Airport Security Packed

It’s pretty amazing just how much gear this bag will hold and how well balanced it feels when rolling. I’ve been able to pack all my on-location product photography gear (strobes, battery packs, batteries, Pocket Wizards, cords, umbrellas, snoots, etc.) or my usual Texas Landscape Safari kit (two bodies, four lenses, 1.4x extender, 8 different Singh-Ray filters, geo-tagging GPS, 2-way radios, first-aid kit, etc.), all in one very mobile roller.

Rolling Along
Best of all, the Think Tank Airport Security V 2.0 Roller fits perfectly in the rear of my other new roller, the 2010 Subaru Forester.

2010 Subaru Forester

The Forester is my first AWD (all-wheel drive) vehicle and the handling is unlike any other car or truck I’ve ever driven. It corners like a sports car with very stiff suspension but rides as smooth as can be. In fact, it rides better than my previous car, a 2003 Honda Accord.
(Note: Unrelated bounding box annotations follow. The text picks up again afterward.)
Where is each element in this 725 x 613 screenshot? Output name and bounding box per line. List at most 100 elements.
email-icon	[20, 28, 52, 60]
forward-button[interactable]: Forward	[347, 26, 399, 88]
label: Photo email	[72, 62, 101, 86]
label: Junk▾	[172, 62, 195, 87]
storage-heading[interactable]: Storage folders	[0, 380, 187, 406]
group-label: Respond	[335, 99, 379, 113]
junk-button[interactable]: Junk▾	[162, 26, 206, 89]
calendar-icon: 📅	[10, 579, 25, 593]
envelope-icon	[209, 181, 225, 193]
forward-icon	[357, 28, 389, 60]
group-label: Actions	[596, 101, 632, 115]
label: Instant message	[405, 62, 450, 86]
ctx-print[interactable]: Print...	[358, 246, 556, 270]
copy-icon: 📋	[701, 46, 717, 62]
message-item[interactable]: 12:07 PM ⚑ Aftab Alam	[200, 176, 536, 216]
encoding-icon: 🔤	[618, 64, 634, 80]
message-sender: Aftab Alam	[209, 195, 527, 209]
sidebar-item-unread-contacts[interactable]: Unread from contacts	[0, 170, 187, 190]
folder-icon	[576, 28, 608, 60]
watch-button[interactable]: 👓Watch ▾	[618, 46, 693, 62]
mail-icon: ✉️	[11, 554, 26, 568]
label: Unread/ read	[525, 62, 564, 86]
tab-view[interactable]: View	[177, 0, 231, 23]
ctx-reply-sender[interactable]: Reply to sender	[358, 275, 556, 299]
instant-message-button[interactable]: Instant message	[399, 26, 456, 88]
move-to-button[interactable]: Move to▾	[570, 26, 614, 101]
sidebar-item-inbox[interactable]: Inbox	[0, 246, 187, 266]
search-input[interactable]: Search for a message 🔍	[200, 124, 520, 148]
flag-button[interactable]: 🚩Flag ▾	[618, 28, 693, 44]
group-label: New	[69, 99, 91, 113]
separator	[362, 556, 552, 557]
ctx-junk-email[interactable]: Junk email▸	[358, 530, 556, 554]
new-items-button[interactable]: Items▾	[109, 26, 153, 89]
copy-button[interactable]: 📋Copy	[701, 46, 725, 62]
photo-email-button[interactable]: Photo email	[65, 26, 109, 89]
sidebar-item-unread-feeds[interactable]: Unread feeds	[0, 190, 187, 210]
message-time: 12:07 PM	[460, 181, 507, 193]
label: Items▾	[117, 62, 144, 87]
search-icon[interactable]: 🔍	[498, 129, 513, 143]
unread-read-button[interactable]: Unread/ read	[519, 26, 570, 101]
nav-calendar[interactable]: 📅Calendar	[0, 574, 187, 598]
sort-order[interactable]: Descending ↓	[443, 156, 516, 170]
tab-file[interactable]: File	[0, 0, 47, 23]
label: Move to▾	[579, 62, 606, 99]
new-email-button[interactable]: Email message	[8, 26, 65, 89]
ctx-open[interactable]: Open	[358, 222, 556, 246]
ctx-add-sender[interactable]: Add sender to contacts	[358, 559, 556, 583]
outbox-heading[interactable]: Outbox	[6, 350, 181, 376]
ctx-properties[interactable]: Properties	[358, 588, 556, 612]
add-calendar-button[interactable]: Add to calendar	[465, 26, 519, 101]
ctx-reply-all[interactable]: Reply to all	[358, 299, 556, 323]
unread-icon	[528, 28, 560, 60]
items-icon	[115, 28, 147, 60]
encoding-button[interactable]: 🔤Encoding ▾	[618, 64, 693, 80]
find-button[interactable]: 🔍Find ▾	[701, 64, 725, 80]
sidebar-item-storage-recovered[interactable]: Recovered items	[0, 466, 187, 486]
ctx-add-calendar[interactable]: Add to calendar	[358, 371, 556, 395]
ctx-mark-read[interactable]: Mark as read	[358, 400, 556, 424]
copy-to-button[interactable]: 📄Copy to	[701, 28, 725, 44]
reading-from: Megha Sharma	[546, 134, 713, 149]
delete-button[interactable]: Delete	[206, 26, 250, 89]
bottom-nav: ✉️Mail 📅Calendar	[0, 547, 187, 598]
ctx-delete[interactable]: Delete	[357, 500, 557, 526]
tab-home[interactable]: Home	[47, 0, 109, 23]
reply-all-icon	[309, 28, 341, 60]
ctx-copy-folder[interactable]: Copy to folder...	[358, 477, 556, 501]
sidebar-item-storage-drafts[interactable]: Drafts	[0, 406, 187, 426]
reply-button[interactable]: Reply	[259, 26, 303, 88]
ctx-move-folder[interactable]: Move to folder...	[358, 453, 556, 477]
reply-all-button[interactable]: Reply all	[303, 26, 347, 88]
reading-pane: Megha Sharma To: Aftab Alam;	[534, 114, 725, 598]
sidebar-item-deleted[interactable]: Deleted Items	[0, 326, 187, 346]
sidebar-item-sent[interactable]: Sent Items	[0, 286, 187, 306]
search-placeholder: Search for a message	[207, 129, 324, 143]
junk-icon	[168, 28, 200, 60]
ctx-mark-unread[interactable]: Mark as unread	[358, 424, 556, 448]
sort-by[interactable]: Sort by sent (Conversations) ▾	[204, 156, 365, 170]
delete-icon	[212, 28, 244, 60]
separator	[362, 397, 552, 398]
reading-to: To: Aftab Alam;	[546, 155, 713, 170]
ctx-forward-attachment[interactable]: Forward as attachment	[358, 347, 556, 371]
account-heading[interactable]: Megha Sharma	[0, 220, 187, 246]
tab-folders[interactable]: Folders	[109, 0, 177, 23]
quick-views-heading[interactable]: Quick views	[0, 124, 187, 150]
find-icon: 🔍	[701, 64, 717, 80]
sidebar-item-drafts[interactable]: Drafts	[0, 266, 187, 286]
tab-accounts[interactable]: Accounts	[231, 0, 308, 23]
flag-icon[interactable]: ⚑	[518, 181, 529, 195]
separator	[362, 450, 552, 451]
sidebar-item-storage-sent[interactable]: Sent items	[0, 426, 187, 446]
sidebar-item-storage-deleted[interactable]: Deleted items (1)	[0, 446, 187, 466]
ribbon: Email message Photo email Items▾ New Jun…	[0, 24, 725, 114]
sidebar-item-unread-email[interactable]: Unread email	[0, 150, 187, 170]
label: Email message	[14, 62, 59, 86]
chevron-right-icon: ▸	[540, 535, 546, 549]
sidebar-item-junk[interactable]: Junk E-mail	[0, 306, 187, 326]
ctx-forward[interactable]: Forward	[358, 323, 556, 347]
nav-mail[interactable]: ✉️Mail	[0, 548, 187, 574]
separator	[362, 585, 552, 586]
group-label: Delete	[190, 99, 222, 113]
But what makes the Forester really special is the rear cargo area and fold down rear seats. Unlike most SUV’s the Forester’s rear seat fold down completely flat, extending the space in the cargo area another 2-1/2 feet. For a “Strobist” this means you can store large light stands or even C-stands, booms, reflectors, soft boxes, flash heads and seamless backgrounds (53″) along with all your other photo gear, in a vehicle that gets 25 miles per gallon.

For a landscape photographer this means you can carry all your photo gear as well as a tent, sleeping bag, backpacks and supplies in an all-wheel drive vehicle with excellent ground clearance for those all-out adventures in far west Texas!